Historically, the characterization of black subjects as inhuman has been predicated upon a supposed lack of an interior—an inability to properly think, feel, or perform all that is suggested to come from “within.” Alongside these configurations, however, are the caricatured images of black subjects as joyfully ignorant, sexually lascivious, untrustworthy tricksters. This second set of conceptions about blackness, contrary to the first, suggests that rather than an absence of interior life, blackness is defined by a lack of a discrete interior—by an inability to restrain or restrict the desires, emotions, and thoughts which arise from human insides. This dissertation complicates and undoes these histories, using Hortense Spillers’ concept of the flesh to theorize black interiority through exposure.
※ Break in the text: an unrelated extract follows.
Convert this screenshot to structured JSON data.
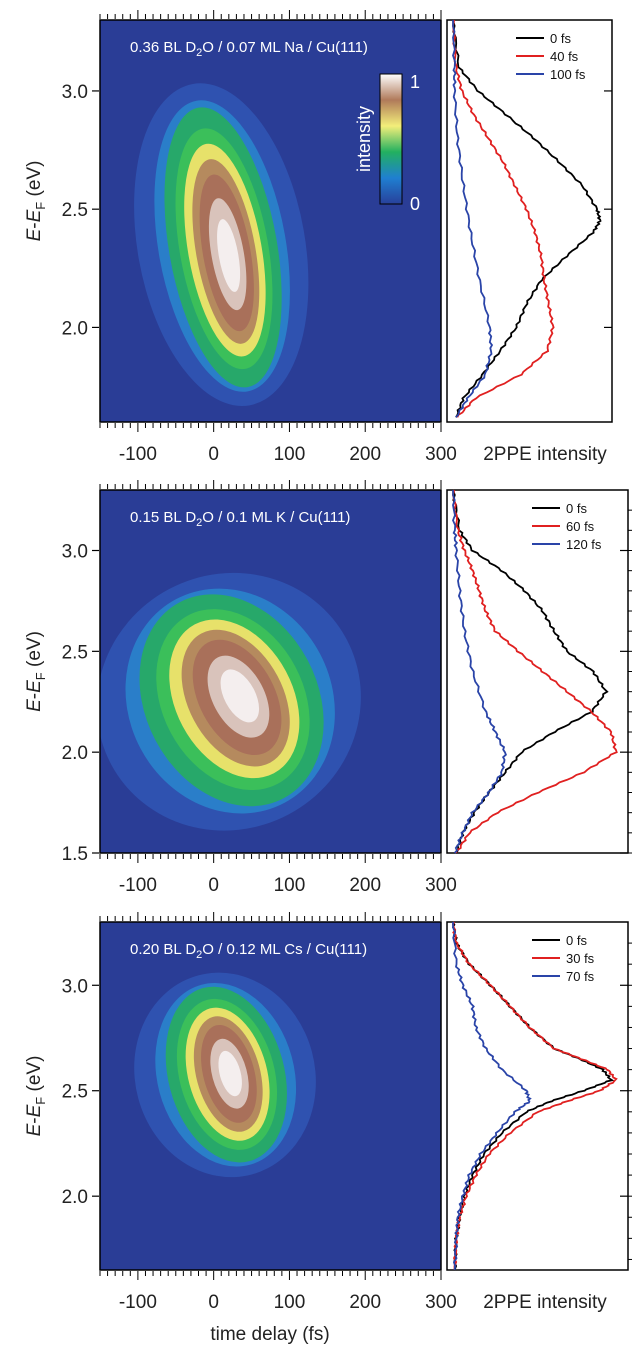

The study blends literary and cultural studies, life writing, and philosophy to articulate a black feminist phenomenology characterized by its attention to collectivity, intersubjectivity, and intergenerational trauma. Through an examination of the work of Mary Prince, Gwendolyn Brooks, Frances Harper, Jamaica Kincaid, and other black women writers and thinkers, this dissertation uses this black feminist phenomenology to identify alternative systems of knowledge which arise through black being but which are co-opted and erased by the crushing hands of capitalist, colonial empire.